In this area of opportunities, imagination, creativity and innovation become strategic allies to be able to expand your power of perception to solve the different issues that previously concerned you and today you are sitting on them from new perspectives.

3. Aspirations

Everything that you cannot see yet does not mean that it cannot happen in the future. That is why the FOAR model relies on the world of possibilities .

Possibility is born from internal openness and predisposition for good things to happen. Everything that you aspire to, dream of, want to discover, and yearn to achieve, can find a way of realization through the opportunities you are visualizing, no matter how distant they may seem at the moment.

To determine your aspirations and those of a team, it is necessary to review the strengths and opportunities and specifically establish the goals you want to achieve. As triggering questions: What is really important and what am I passionate about? Where do I or do we want to go? How do I concretely envision the future? (Create a mental image as if it were in HD) How will the successful result of these aspirations be in the concrete? What emotions will be present?

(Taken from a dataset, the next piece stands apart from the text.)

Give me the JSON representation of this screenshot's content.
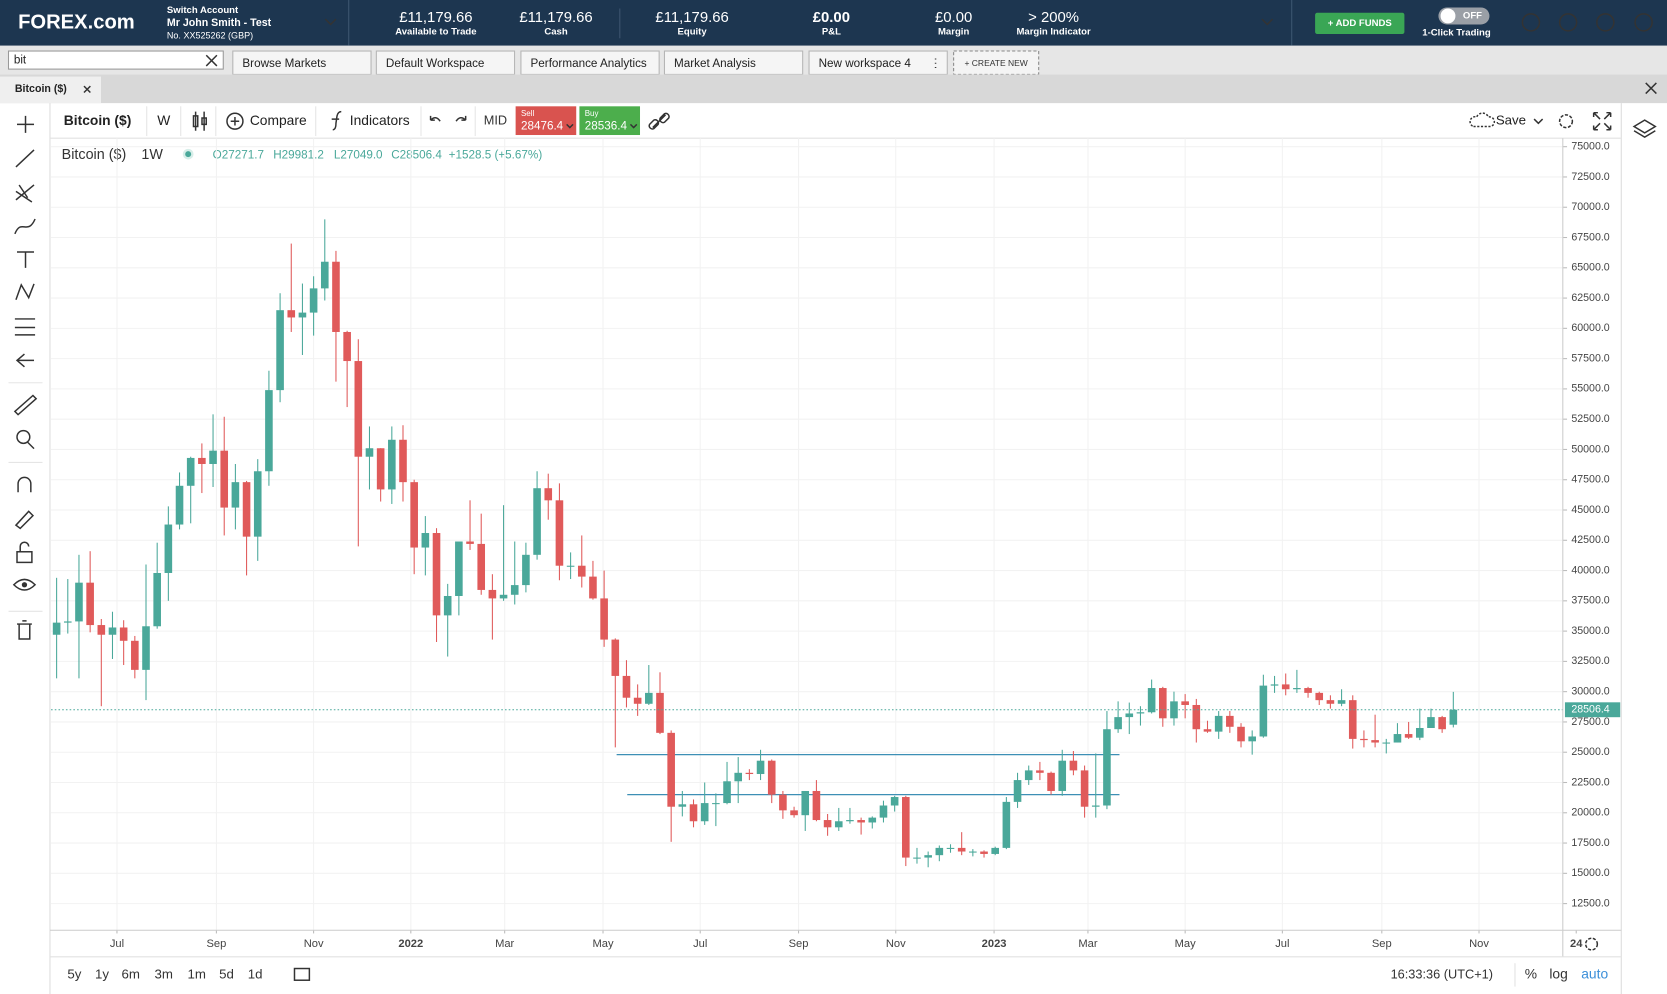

There is an interesting exercise that I would like to propose: make a positive portrait of yourself, and you can also propose it to your team: take a photograph of your face -and it can also be of each member of a team- , and begin to write with a firm hand qualities in different places in that photo. For example, qualities related to vision where you want to go in the eye area; those of communication, in the area of the mouth; that of creativity, on the forehead; empathy and listening skills, in the ears, and so on, you will associate spaces in your photo with qualities that help in appreciative inquiry. You will be surprised by the result. If you need to develop any of these aspects further, view the photo for several weeks in a row daily for a few moments, and let your subconscious mind do the rest.

4. Results

This is the final consequence of the actions you have taken to reach the goal. It is the concrete effect of an event activated in time.

In this quadrant of FOAR you will define the tangible and measurable indicators of what you want to obtain. Achieving the sale of a certain number of units of a product, opening a new business in a certain strategic location, successfully overcoming a challenge that can empower the person or company, or the conclusion of a negotiation, are some practical examples and concrete.

To achieve the results, it is necessary to draw up the action plan, establish goals using specific methodologies, develop the strategy, determine those responsible and the time in which this point will be reached, and measure partial progress.

It is known to all that results are not obtained without focused action, available energy and clarity to activate everything that is necessary to achieve it. Because just dreaming or imagining it, and even simply having it in a plane of aspiration without action, will not be enough to make them happen.

Image: Depositphotos.com

Discipline, clarity and permanent focus, adjusting deviations and correcting in a positive sense, will be other indispensable tools to achieve this.

Taking into account the structure of the FOAR model, you will be able to enhance the aspects that will help you move forward, and possibilities will arise that perhaps were not taken into account in the traditional SWOT model.

The invitation is to observe, always and permanently, the positive and contributory aspects in all situations. What will happen if you do? You will positively modify your mental model, turning towards one focused directly on what brings you closer to the results you want to obtain, in a more overcoming way, versus that old pattern of having the focus on what you lack or the obstacles.